Our results showed that CKMT1 affects the anti-tumor effect of paclitaxel and may be a potential target to improve the sensitivity to chemotherapy. Paclitaxel as a tubulin inhibitor, has been used to inhibit cancer cell growth and induce G2/M cell cycle arrest. According to our results, CKMT1 plays an important role in regulating the G1-S phase transition. We speculated whether reducing CKMT1 expression in NSCLC cells would increase cancer cells' sensitivity to chemotherapy with paclitaxel and our experiments demonstrated this. But in fact, we just found this synergy phenomenon, and it is not clear how the cell cycle changes when the combination of CKMT1 knockdown and TAX treatment. The mechanism of lower CKMT1 expression increased the anti-tumor effect of paclitaxel in NSCLC is not yet clear and we look forward to more research in the future to uncover it.
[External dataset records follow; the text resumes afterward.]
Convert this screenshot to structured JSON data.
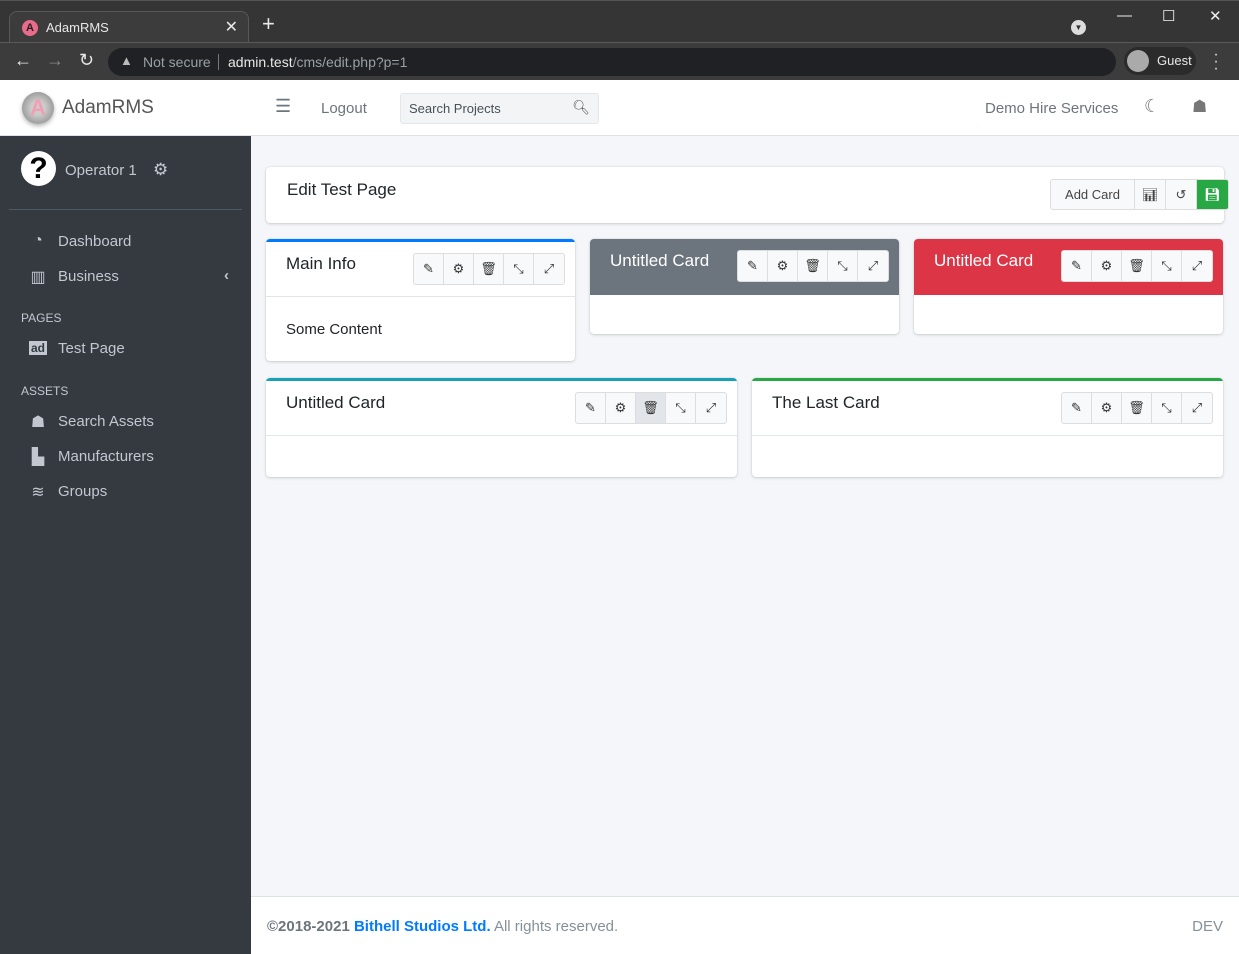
{
  "browser": {
    "tab_title": "AdamRMS",
    "tab_favicon": "A",
    "security_label": "Not secure",
    "url_host": "admin.test",
    "url_path": "/cms/edit.php?p=1",
    "profile_label": "Guest"
  },
  "sidebar": {
    "brand": "AdamRMS",
    "user_name": "Operator 1",
    "items": [
      {
        "label": "Dashboard",
        "icon": "tachometer-icon"
      },
      {
        "label": "Business",
        "icon": "building-icon"
      }
    ],
    "pages_header": "PAGES",
    "pages": [
      {
        "label": "Test Page",
        "icon": "ad-icon"
      }
    ],
    "assets_header": "ASSETS",
    "assets": [
      {
        "label": "Search Assets",
        "icon": "warehouse-icon"
      },
      {
        "label": "Manufacturers",
        "icon": "industry-icon"
      },
      {
        "label": "Groups",
        "icon": "layer-group-icon"
      }
    ]
  },
  "topnav": {
    "logout": "Logout",
    "search_placeholder": "Search Projects",
    "organisation": "Demo Hire Services"
  },
  "page": {
    "title": "Edit Test Page",
    "add_card": "Add Card"
  },
  "cards": [
    {
      "title": "Main Info",
      "body": "Some Content",
      "style": "outline",
      "color": "#007bff"
    },
    {
      "title": "Untitled Card",
      "body": "",
      "style": "filled",
      "color": "#6c757d"
    },
    {
      "title": "Untitled Card",
      "body": "",
      "style": "filled",
      "color": "#dc3545"
    },
    {
      "title": "Untitled Card",
      "body": "",
      "style": "outline",
      "color": "#17a2b8"
    },
    {
      "title": "The Last Card",
      "body": "",
      "style": "outline",
      "color": "#28a745"
    }
  ],
  "footer": {
    "years": "©2018-2021",
    "company": "Bithell Studios Ltd.",
    "rights": "All rights reserved.",
    "env": "DEV"
  }
}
Despite the current study highlighting the importance of CKMT1 and its interaction with CDK4 in lung tumorigenesis, there are still several limitations that need to be pinpointed. Firstly, CKMT1 is a mitochondrial protein and part of CDK4 interacts with it in mitochondria, CDK4 regulates the cell cycle mostly in the nucleus. How does CKMT1 phosphorylated CDK4 enter the nucleus from the mitochondria? We didn't figure out the exact mechanism in this study. What’s more, the effects of CKMT1 on mitochondrial function and metabolism in lung cancer also need to be further studied.